- Traditional Chinese: 麥嘜
- Simplified Chinese: 麦唛

Standard Mandarin
- Hanyu Pinyin: Màimài

Yue: Cantonese
- Jyutping: mak6 mak1

= McMug =

Anthropomorphic pig cartoon character

McMug (麥嘜) is an anthropomorphic pig cartoon character from Hong Kong featured in comic strips, TV shows, and films. McMug first appeared in 1988, as the central character of a comic strip printed in the Ming Pao weekly magazine. McMug is drawn by cartoonist Alice Mak (麥家碧), with stories written by Brian Tse (謝立文).

Although McMug comics have a somewhat childish style, they often address serious social issues, including death, poverty, and single-parent families, making it resonate with adult audiences as well as children. The plotlines are also known for covering local cultural festivals, and celebrities, reflecting the deep roots of Hong Kong culture.

McMug has become one of the most popular cartoon figures in Hong Kong, appearing in books, movies, TV programs, stationery, bedding and apparently everything else that fits. McMug's distant cousin, McDull, is also enjoying huge success.

==Fictional biography==

===Family===
McMug, who grew up on Lantau Island, was adopted when he was only one month old. In a thundery night, all panicky pigs fled from the farm, and among them was McMug who was picked up by a couple who were on the island for a holiday.

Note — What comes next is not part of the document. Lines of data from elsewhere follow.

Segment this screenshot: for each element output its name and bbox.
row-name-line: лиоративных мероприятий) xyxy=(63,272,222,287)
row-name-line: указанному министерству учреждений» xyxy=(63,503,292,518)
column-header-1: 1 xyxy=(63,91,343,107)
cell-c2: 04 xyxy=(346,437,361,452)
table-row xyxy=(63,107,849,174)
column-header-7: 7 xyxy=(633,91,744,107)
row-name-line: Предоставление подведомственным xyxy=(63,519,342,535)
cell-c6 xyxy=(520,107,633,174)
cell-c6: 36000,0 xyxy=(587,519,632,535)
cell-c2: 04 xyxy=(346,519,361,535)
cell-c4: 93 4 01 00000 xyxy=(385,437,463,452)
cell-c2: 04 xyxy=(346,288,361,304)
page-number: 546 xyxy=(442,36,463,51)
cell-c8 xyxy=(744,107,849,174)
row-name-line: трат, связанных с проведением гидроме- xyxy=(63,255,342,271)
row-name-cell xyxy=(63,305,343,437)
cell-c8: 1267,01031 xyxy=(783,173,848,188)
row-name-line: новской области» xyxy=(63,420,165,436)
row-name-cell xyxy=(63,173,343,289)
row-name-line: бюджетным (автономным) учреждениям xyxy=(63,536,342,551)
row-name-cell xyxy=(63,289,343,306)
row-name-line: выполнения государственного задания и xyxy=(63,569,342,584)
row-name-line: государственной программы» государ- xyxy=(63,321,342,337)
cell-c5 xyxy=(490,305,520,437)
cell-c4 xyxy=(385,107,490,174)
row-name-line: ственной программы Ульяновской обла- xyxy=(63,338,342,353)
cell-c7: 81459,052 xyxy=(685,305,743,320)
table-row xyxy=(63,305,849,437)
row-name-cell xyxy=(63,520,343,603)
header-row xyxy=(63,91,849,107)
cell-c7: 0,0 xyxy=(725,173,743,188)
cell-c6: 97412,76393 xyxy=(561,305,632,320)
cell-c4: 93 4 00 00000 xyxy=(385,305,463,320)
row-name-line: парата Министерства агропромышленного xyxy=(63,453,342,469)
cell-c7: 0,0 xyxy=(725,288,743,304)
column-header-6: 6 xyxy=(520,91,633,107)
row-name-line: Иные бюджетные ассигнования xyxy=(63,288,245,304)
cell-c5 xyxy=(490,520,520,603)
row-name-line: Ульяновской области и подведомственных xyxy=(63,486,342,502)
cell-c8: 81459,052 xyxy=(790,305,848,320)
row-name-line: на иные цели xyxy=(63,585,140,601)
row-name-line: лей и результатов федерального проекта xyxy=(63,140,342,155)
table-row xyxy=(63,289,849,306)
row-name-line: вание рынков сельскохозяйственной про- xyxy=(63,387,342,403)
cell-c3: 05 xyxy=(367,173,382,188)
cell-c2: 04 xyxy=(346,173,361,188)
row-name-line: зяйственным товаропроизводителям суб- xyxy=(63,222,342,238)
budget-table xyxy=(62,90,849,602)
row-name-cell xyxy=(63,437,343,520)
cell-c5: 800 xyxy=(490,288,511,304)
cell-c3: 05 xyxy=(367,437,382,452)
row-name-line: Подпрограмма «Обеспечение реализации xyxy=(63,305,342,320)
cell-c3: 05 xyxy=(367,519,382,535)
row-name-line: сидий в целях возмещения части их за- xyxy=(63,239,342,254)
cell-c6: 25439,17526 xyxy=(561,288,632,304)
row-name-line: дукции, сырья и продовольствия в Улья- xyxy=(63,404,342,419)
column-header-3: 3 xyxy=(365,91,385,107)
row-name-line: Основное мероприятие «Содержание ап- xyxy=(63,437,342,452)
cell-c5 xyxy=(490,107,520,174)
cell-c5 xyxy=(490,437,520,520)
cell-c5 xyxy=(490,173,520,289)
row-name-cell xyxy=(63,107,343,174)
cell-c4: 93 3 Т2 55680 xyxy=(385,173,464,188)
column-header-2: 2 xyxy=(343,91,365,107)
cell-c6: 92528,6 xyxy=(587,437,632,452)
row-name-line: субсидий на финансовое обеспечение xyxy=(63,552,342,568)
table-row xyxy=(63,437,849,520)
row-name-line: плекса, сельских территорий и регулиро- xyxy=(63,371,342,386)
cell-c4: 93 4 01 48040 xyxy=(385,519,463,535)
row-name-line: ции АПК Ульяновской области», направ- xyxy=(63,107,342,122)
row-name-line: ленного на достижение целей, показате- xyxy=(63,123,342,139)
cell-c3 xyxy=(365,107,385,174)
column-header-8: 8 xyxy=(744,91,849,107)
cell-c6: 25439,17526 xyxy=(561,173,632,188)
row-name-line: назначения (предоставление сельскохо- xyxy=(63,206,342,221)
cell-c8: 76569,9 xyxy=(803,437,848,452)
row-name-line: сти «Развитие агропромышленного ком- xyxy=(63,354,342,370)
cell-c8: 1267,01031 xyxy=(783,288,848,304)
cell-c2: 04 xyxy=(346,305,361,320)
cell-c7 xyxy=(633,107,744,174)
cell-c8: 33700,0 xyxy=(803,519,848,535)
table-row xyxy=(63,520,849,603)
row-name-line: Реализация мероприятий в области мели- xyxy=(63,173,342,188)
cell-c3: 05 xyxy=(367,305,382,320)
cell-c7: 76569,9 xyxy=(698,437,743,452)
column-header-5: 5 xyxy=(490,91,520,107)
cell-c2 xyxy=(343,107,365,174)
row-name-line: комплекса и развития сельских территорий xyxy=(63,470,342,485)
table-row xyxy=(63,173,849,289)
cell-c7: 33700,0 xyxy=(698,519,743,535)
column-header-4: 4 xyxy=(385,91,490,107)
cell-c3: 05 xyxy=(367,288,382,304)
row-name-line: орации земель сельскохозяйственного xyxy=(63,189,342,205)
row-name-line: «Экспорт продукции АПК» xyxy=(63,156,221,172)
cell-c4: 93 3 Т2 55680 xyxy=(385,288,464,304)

McMug can speak. He calls his parents Papa and Mama. The couples were Robin Hood figures when they were young, named BugBug. They count Superman as well as Superwoman amongst their friends.

===Friends===
McMug has his school life in a kindergarten named Springfield Flowers Kindergarten (春田花花幼稚園). He has been studying in kindergarten for 8 years.

- Lisa, a wild boar, is McMug's penfriend.
- Darby, a tomcat, is his classmate.
- Goosie, a goose, is known for kindness.
- Fai, a tortoise, is loyal to friends.
- May is a cow.
- June is a female hippopotamus who always hangs out with May. They work out together.
- McDull, McMug's only pig friend, who is even sillier than McMug. Early stories suggested that McDull and McMug are distant cousins.
- Miss Chan, a human teacher.
- The Principal, a middle-age man who founded the Springfield Flowers Kindergarten and became its Principal. Incidentally, he also opened a noodle shop in McDull's story. According to one story, he founded the kindergarten in order to provide a teaching position for his wife, who was migrating to Hong Kong from the Mainland.

==Social impact==
McMug is rare in that it is a comic dedicated to cover social issues and local contemporary culture.

==McMug Comic Books==
- Fairy Tales for the Adults (麥嘜成人童話)
- The Flying Pig (麥嘜天空飛豬)
- The Dinosaur's Love Song (麥嘜恐龍戀曲)
- The Three Pigs (麥嘜三隻小豬)
- Gloves (麥嘜絨裡手套)
- The Youth Song (麥嘜青春舞曲)
- Bygones as Dreams (麥嘜舊歡如夢)
- McMug Poems' Collection (麥嘜詩畫選)
- McMug's Little Stories (麥嘜感人至深小故事)
- Sort-of Blue Sub-tropics (麥嘜算憂鬱亞熱帶)
- Micro-fiction (麥嘜微小小說)
- Springfield Flowers Kindergarten (春天花花幼稚園)
- McMug Chun Tin Fa Fa Stories (麥嘜春田花花)
- McMug Comic Strips (1) Stories (麥嘜格格漫畫 (1))
- McMug Comics Stories – Sampler (麥嘜漫畫 – Sampler)
- McMug's Collection of Games to be Played When Bored (麥嘜無聊才玩遊戲集)
- 春田花花幼稚園 マクダルとマクマグ(2006 Japan)

==McMug Songs==
- 《月光光》
- 《 腳瓜大顫——中國人好腳法》
- 《一定得》
- 《麥兜與雞》
- 《黎根之歌》
- 《我個名叫麥兜兜》
- 《春田花花幼兒園主題歌》
- 《麥嘜唱ABC》
- 《大包整多兩籠》
- 《麥兜與豬腩肉》

==McMug products==

In 2005, the Circle-K convenience store, together with Bliss (the company that owns the copyright to the McDull and McMug series), launched a marketing campaign named "McMug Spell-it-out" (麥嘜任你串 (Spell it out with McMug)). For any purchase in Circle-K exceeding HK$20, the customer gets a badge with a picture of McMug (or its friends) and a silly motto sheet. The complete set of these badges features the 26 English letters A-Z, plus additional "secret" designs featuring a heart (with Goosie), an exclamation mark (with Darby), a question mark (with Fai), and an ampersand (with May and June).